【古写真関連資料】大野昌三郎と、長崎通詞・森山栄之助

moriyama

大野昌三郎
宇和島藩下級藩士。宇和島藩士・斎藤家の三男に生まれる。兄に斎藤丈蔵がいる。徒の大野家を継いだ。嘉永 4 年、分限帳に四人分(内一人分け足高)九俵と記載されている。 柔術にすぐれ、弘化2年、宇和島藩の武術大会に出場している。嘉永元年、高野長英が宇和島に来た時、谷依中・土居直三郎と共に蘭学を学ぶ。 嘉永 2 年、京都・大坂への遊学を命じられる。 長崎でオランダ通詞・森山栄之助にも学んだ。 嘉永 6 年、宇和島を訪れた大村益次郎にも学んだ。嘉永6年、村田蔵六が宇和島を訪れた際に、三瀬周三(シーボルト最後の弟子で、のち楠本イネの娘・楠本高子と結婚)とともに学んでいる。文久 3 年、脱藩(隠居)し、民間で蘭学研究に従事。 元治元年、楠本イネと楠本高子を伴って宇和島に帰郷している。慶応 3 年、独学で写真術を覚え、息子(大野悪鬼三郎・1862年生)を撮影。初期の今治吹上城の写真などが残る。明治 5 年頃、楠本イネから写真術を伝授されている。明治6年、小野義真(内務省土木頭)に招かれ、「準奏任御用掛、土木寮勤務、月俸百円」の辞令のもとに、蘭書翻訳に従事する厚遇新政府に出仕したが、間もなくして辞職し、宇和島に戻った。明治 13 年、死去。墓は宇和島の泰平寺。

◆森山 栄之助
江戸時代に活躍した日本の通詞(通訳)。文政3年(1820年)、長崎に生まれる。家は代々オランダ通詞を務めていた。英語が話せたことから、嘉永元年(1848年)、偽装漂着のアメリカ捕鯨船船員のラナルド・マクドナルドの取り調べに当たり、英語の母語話者であるマクドナルドから本格的に英語を学び、蘭・英2カ国語を使いこなせる通詞として活躍する。嘉永3年(1850年)には「エゲレス語和解」の編集に従事し、嘉永6年(1853年)のプチャーチン来航の際は川路聖謨の通詞として活躍する。また、オランダの地図に樺太の日露国境が北緯50度線となっていることを発見する。これが、日本の対露国境の根拠となる。
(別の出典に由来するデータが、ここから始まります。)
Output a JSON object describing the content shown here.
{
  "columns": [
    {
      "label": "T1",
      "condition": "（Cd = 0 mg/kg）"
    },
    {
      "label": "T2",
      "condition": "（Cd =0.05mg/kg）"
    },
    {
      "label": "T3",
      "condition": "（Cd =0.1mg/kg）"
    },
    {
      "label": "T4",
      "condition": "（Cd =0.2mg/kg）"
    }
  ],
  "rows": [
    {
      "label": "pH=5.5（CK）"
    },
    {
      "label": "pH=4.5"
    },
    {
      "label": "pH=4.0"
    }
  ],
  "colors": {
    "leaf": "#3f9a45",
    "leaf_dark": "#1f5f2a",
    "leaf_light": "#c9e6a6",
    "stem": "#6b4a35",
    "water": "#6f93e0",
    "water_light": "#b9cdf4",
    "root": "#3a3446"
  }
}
嘉永7年(1854年)のマシュー・ペリー来航の際も通訳を務め、その後江戸小石川に英語塾を開く。文久2年(1862年)には開港延期問題で渡欧した竹内保徳遣欧使節団の通訳としてオールコックと同船でイギリスに赴き、使節一行とロンドンで合流する。その後、各国を巡り帰国。帰国後は通弁役頭取、外国奉行支配調役などを歴任すると共に、万延元年(1860年)の大統領への英文書の作成にも活躍する。しかし、維新後は新政府に仕えることはなかった。

なお、彼の英語塾の門下生には津田仙、福地源一郎、沼間守一、須藤時一郎、富永冬樹などがいる。また福澤諭吉も短期間ではあったが学んでいる。墓所は東京都豊島区巣鴨五丁目の本妙寺。